I was out all day yesterday and have just had a look in the archives of Franken television to find the super-star and there she is, smiling so early in the morning and still smiling after a hard day at school and even harder day under the spotlights. The classroom assistant, teacher and all the children were excellent in their supporting roles too.

Take a look here:


I have translated the text from the website and posted it here, below. I will post a PS later with a rough translation of the film script.

Behinderte und Nichtbehinderte Kinder lernen gemeinsam

Behinderte und nichtbehinderte Kinder können nicht gemeinsam lernen, so ein lang gehegter Irrglaube in deutschen Klassenzimmern. Vor etwa zehn Jahren starteten die ersten Modellprojekte um das Gegenteil zu beweisen.

Seit diesem Schuljahr gibt es in Bayern 41 Schulen, die sowohl von nichtbehinderten als auch von behinderten Kindern besucht werden. Es handelt sich um sogenannte Inklusions-Schulen. Dass das bestens funktionieren kann, zeigt das Beispiel der kleinen Felicia.

Disabled and non- disabled learn together

Disabled and non-disabled children cannot learn together, or so goes the long fostered misconception in German classrooms. Ten years ago we saw the beginning of the first pilot scheme to prove the opposite.
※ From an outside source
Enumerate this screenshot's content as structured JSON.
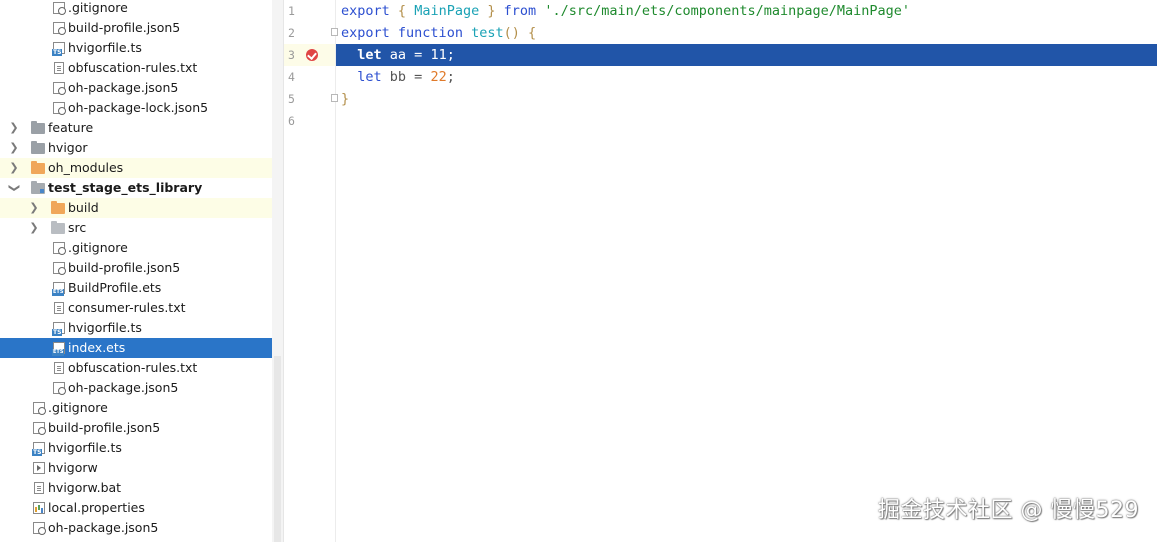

From the beginning of this school year there are now forty-one Bavarian schools that are attended by both disabled and non-disabled children. These are the so-called Inclusion-schools. An example of how well this system can work is shown here by Felicia.

2 comments:

Kasey Gray said...

Lovely video, Susie. I wish I would have kept up on my German!

Susie Mallett said...

I have roughly translated it and will post the translation later today.

I just could not wait to put the film up until I was ready with the translation. Sorry.

Yes, the film is nice, it is no wonder that Littlie was so happy on Friday afternoon.